The situation on Oregon Street represents the failure of our city to provide the protections that are rightfully and normally expected by residents any where and any place. When a city fails to provide those protections, it is undeniable that that neighborhood and its residents feel as if, and are in fact, being treated as if they were disposable. In this case, the record screams with accounts of murders, shootings, two small claims processes in which the court ordered judgments totaling somewhere around $200,000 to the neighbors, two appeals of those small claims judgments which were upheld in favor of the neighbors by Superior Court judges, police actions, drug dealing and possession arrests. There is absolutely no doubt that 1610 is a problem. In the most recent court appeal, the owner of the property herself legally admitted that her property did indeed constitute a nuisance!  

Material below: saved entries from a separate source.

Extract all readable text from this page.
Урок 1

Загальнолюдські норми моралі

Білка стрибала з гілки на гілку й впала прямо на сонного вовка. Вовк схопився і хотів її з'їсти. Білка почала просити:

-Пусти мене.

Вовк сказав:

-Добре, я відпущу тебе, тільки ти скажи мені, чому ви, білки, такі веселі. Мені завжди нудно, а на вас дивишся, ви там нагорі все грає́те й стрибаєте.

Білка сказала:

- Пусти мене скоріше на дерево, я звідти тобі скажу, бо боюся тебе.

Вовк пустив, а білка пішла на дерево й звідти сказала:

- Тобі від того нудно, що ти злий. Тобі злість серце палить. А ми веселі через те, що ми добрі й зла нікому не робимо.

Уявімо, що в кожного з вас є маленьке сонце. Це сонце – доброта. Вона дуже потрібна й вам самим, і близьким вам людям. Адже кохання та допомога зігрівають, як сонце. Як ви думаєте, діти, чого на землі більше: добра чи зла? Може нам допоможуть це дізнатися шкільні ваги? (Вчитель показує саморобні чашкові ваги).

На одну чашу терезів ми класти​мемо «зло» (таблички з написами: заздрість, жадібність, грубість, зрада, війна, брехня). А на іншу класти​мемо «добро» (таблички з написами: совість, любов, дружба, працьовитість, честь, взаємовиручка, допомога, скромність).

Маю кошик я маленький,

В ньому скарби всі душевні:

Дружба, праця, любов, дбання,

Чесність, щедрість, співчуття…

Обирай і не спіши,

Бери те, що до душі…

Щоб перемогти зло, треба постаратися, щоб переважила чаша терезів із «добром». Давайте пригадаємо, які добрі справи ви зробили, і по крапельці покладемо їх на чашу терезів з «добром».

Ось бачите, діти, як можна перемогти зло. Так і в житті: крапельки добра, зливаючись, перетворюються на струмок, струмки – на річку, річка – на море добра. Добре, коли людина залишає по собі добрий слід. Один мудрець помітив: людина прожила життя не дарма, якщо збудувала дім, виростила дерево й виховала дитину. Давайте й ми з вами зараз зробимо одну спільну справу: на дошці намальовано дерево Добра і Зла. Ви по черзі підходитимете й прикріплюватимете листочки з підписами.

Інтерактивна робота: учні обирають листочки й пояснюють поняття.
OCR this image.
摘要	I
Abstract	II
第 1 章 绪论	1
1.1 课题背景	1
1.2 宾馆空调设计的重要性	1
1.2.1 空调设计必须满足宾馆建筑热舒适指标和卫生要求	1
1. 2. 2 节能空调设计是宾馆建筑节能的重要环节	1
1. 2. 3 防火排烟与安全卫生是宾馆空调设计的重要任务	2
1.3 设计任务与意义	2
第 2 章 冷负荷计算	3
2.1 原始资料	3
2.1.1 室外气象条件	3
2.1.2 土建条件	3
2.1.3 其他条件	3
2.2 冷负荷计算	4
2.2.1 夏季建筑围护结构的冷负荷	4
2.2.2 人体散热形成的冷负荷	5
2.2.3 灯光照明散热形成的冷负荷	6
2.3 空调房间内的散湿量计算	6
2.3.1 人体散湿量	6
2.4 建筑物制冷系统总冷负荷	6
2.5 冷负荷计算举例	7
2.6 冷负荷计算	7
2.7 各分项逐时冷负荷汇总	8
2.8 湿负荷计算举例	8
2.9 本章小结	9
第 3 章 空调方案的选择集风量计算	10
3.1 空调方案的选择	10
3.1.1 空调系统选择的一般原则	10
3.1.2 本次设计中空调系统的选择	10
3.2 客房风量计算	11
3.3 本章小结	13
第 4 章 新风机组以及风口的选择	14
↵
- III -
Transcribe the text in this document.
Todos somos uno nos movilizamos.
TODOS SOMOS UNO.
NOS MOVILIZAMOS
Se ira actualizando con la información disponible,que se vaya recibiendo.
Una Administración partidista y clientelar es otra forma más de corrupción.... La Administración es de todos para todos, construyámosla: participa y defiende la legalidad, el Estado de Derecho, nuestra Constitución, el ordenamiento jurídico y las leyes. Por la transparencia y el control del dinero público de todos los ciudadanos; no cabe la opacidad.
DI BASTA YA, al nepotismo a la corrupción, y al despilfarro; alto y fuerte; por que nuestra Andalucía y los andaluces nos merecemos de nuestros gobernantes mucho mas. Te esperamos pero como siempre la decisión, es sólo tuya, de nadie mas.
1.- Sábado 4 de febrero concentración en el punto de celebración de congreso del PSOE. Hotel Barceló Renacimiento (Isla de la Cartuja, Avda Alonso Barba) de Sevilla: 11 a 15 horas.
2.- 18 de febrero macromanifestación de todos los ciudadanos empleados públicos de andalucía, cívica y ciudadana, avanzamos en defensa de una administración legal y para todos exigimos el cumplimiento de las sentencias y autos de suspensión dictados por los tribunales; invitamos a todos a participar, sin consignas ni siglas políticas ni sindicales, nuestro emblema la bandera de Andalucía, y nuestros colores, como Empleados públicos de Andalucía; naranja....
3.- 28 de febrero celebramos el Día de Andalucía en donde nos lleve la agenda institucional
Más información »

I agree with those who maintain that those in need of services from the city should have them. The owner of 1610 has been offered services for many years, stacks of files have been created, to no avail. After years of problems, neighbors have been driven to seek the only other course that is open to them, Small Claims Court. All they want are the things that every resident wants no matter where they live—to be able to walk down the block, to sit on their front porches, to allow their children to walk to school or have their friends over, to stand in their front yards and chat with their neighbors on the sidewalk, to have yards free of condoms and syringes. 

Instead of help from the city what they got was death threats after they filed their Small Claims action and criticism playing the race card all the way up to the City Council. Neighborhoods need action not talk that ‘we’re working on it,’ press conferences, press releases or promises. The essential task before the city is as clear as it can be: 1) declare 1610 Oregon a public nuisance; 2) take all necessary action to abate the nuisance, including instituting and collecting fines for continued violations; and 3) enact a process that will ensure that no other residents will have to face the fear, terror and disruption that the people around the 1600 block of Oregon have had to live with for years.  

The essential task for the community of Berkeley residents no matter where you live is to support the neighbors of 1610 and to press the City Council to take action. The best way to do this is simply to write the council at 2180 Milvia, Berkeley 94704 or send an e-mail at It’s a simple action, but an effective one if enough of us do it! 


Shirley Dean is the former mayor of Berkeley.